Robert Miller is the Chief Executive Officer of LYRASIS. He joined LYRASIS in June 2015, bringing more than 25 years of technology industry leadership, global business solutions, and proven executive management experience to the organization. Before joining LYRASIS, Mr. Miller served as the General Manager of Digital Libraries at Internet Archive (501 c 3), a top 200 web company that offers a library of millions of open access books, movies, software, music and more. His tenure boasts many achievements, including successfully building from the ground up the Digital Libraries Division, resulting in more than 2.5 million digitized books globally available with more than 30 million monthly downloads. His work included building key partnerships with over 1,000 state librarians, top libraries, archives and museums across North America, leading library consortia across Asia, Europe, Africa and South America. Key relationships were set up with such technology company leaders such as MSN, Adobe, and Canon. Mr. Miller is a longtime champion of innovation, entrepreneurship and global solutions. He has enjoyed a fruitful career as a senior executive in global business as evidenced by his time as founder and co-founder of five start-up companies. As CEO of an Israeli/U.S. information technology company, he led the firm focused on commercializing specialized search technology for health care. Additionally, Mr. Miller was co-founder and President of an information technology services company.
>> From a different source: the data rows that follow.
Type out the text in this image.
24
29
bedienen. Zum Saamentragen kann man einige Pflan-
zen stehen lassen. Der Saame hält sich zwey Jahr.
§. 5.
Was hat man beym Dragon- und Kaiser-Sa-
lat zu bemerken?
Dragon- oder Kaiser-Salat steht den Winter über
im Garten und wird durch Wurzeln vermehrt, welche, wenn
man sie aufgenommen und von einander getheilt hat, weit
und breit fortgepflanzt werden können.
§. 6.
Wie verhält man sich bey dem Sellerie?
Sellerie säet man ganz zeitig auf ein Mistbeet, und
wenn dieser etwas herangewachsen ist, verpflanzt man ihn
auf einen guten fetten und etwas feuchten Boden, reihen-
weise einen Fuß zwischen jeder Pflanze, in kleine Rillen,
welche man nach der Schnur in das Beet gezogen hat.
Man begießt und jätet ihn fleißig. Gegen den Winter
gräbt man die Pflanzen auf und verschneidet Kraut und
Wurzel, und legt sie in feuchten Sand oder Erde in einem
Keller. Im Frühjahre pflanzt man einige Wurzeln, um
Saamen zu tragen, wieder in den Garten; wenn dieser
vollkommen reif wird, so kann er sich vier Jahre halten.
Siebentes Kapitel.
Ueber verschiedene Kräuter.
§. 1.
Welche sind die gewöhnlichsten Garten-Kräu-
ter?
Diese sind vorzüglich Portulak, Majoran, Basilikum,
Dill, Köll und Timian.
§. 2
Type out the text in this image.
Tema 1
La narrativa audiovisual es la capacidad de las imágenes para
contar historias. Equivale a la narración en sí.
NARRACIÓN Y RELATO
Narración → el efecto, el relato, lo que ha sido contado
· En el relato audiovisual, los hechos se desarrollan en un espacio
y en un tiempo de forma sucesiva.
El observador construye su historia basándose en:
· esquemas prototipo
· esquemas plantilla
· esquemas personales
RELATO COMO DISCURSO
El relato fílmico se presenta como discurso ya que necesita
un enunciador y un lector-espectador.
In this role, he and his team developed and helped patent a consumer behavior referral technology that utilized crowdsourced data with structured metadata, and several consumer product companies that disrupted traditional product models. With a strong commitment to the community, Mr. Miller acts as a Board member of the Historically Black Colleges & Universities Library Alliance, ArchivesSpace, and CollectionSpace. Mr. Miller holds a Bachelor of Science degree in Industrial Engineering from Lehigh University and has lived in Afghanistan, Germany along with extensive time in China.